Chamar o Aécio de neoliberal quando o Estado tem uma empresa de saneamento e uma de energia elétrica estatais, com ações disputadas nas bolsas do mundo, é absurdo. Agora, por outro lado, você vê no governo Lula uma dificuldade imensa de falar em concessões, de falar em PPPs (parcerias público-privadas). Por que o edital de concessão da BR 040 em Minas Gerais e da BR 116, que era para 2009, não saiu até hoje? Não tem explicação. Eu não vou fazer crítica ao governo Lula. Estive lá (no governo federal), tenho várias opiniões, mas não vou falar. Assim também como eu não quero criticar o discurso do Anastasia ou do Hélio Costa. Eles têm lá suas razões e suas visões. Mas eu acho que o Aécio fez um excelente governo, resgatou a autoestima do mineiro. E os indicadores sociais avançaram muito no governo dele, embora possa se avançar mais nesta questão humanista.

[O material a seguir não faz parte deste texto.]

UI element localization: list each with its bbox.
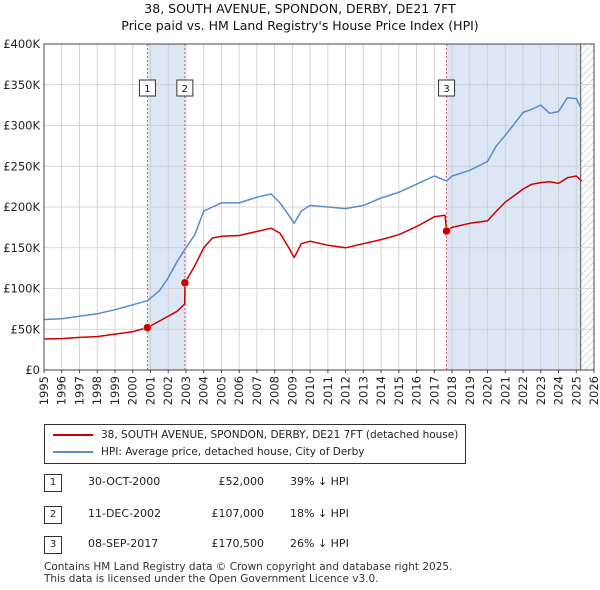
footer-copyright: Contains HM Land Registry data © Crown c… [44, 561, 453, 573]
plot-frame [43, 43, 595, 371]
x-tick-label: 2018 [445, 376, 459, 405]
sale-row: 2 11-DEC-2002 £107,000 18% ↓ HPI [44, 505, 384, 525]
x-tick-label: 2024 [552, 376, 566, 405]
x-tick-label: 2021 [498, 376, 512, 405]
x-tick-label: 2010 [303, 376, 317, 405]
legend-swatch-hpi [53, 451, 93, 453]
y-tick-label: £300K [3, 119, 40, 133]
x-tick-label: 2003 [179, 376, 193, 405]
x-tick-label: 2000 [126, 376, 140, 405]
x-tick-label: 2009 [285, 376, 299, 405]
sale-number-badge: 1 [44, 474, 62, 492]
y-tick-label: £250K [3, 159, 40, 173]
x-tick-label: 1998 [90, 376, 104, 405]
sale-price: £170,500 [211, 537, 265, 550]
chart-legend: 38, SOUTH AVENUE, SPONDON, DERBY, DE21 7… [44, 424, 466, 464]
sale-price: £52,000 [218, 475, 265, 488]
x-tick-label: 1997 [72, 376, 86, 405]
x-tick-label: 2017 [427, 376, 441, 405]
x-tick-label: 1999 [108, 376, 122, 405]
sale-number-badge: 2 [44, 506, 62, 524]
sale-marker-label: 3 [443, 84, 449, 95]
legend-swatch-property [53, 434, 93, 436]
sale-hpi-diff: 18% ↓ HPI [290, 507, 349, 520]
legend-label-hpi: HPI: Average price, detached house, City… [101, 446, 365, 458]
property-price-line [44, 175, 583, 340]
chart-title-address: 38, SOUTH AVENUE, SPONDON, DERBY, DE21 7… [144, 1, 456, 16]
sale-hpi-diff: 39% ↓ HPI [290, 475, 349, 488]
sale-row: 1 30-OCT-2000 £52,000 39% ↓ HPI [44, 473, 384, 493]
footer-licence: This data is licensed under the Open Gov… [44, 573, 379, 585]
x-tick-label: 1995 [37, 376, 51, 405]
sale-marker-label: 1 [144, 84, 150, 95]
y-tick-label: £100K [3, 282, 40, 296]
x-tick-label: 2011 [321, 376, 335, 405]
chart-subtitle: Price paid vs. HM Land Registry's House … [121, 18, 479, 33]
y-tick-label: £400K [3, 37, 40, 51]
y-tick-label: £0 [25, 363, 40, 377]
x-tick-label: 2004 [197, 376, 211, 405]
sale-hpi-diff: 26% ↓ HPI [290, 537, 349, 550]
x-tick-label: 2026 [587, 376, 600, 405]
y-tick-label: £150K [3, 241, 40, 255]
sale-number-badge: 3 [44, 536, 62, 554]
sale-price: £107,000 [211, 507, 265, 520]
sale-point [180, 278, 190, 288]
x-tick-label: 2001 [143, 376, 157, 405]
y-tick-label: £350K [3, 78, 40, 92]
x-tick-label: 2022 [516, 376, 530, 405]
x-tick-label: 2008 [268, 376, 282, 405]
sale-marker-label: 2 [182, 84, 188, 95]
x-tick-label: 2025 [569, 376, 583, 405]
x-tick-label: 2002 [161, 376, 175, 405]
x-tick-label: 2019 [463, 376, 477, 405]
sale-date: 11-DEC-2002 [88, 507, 162, 520]
sale-point [143, 323, 152, 332]
y-tick-label: £200K [3, 200, 40, 214]
sale-date: 30-OCT-2000 [88, 475, 161, 488]
sale-point [442, 226, 451, 236]
x-tick-label: 2014 [374, 376, 388, 405]
x-tick-label: 2006 [232, 376, 246, 405]
sale-marker-box [138, 79, 156, 97]
x-tick-label: 2005 [214, 376, 228, 405]
x-tick-label: 2012 [339, 376, 353, 405]
x-tick-label: 2015 [392, 376, 406, 405]
x-tick-label: 2016 [410, 376, 424, 405]
x-tick-label: 1996 [55, 376, 69, 405]
sale-date: 08-SEP-2017 [88, 537, 159, 550]
hpi-line [44, 97, 583, 321]
y-tick-label: £50K [11, 322, 41, 336]
price-chart: 1 2 3 £0 £50K £100K £150K £200K £250K £300K £350K… [3, 37, 600, 405]
sale-row: 3 08-SEP-2017 £170,500 26% ↓ HPI [44, 535, 384, 555]
x-tick-label: 2023 [534, 376, 548, 405]
x-tick-label: 2007 [250, 376, 264, 405]
sale-marker-box [176, 79, 194, 97]
sale-marker-box [438, 79, 456, 97]
legend-label-property: 38, SOUTH AVENUE, SPONDON, DERBY, DE21 7… [101, 429, 459, 441]
x-tick-label: 2013 [356, 376, 370, 405]
x-tick-label: 2020 [481, 376, 495, 405]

A entrada do Patrus Ananias no processo não mudou esse jogo, já que ele é essa figura mais humanista?

Certamente. Ele defende isso com um tom quase messiânico, é muito apreciado por várias alas da sociedade. Diria que a presença do Patrus na chapa reforçou as possibilidades, mas há pessoas e alas do PT que não votarão (na chapa PMDB-PT). Estou falando de gente que eu conheço e com as quais convivo dentro da prefeitura.

Seu colega Ciro Gomes, ao criticar a aliança do PT- PMDB, disse que há um "roçado de escândalos no partido". O sr. vê semelhanças entre esse PMDB nacional e o de Minas?

Não me cabe julgar pessoas nem condutas. No PMDB tem muita gente boa. Há algum tempo, conversando com o Hélio Costa, eu disse que não é fácil montar um governo. Você tem de combinar bons técnicos de origem empresarial e pessoas com matizes políticos e partidários. Eu vi no Aécio o talento para fazer isso. Foi o meu caso e o de vários secretários. Aécio soube delegar, cobrar e respeita as pessoas. Disse ao Hélio que não acredito que o PT com o PMDB tenham quadros suficientes para montar um bom governo. Teriam de buscar pessoas fora dos seus quadros. Não queria fazer julgamentos (do PMDB), mas.... Bom, deixa pra lá.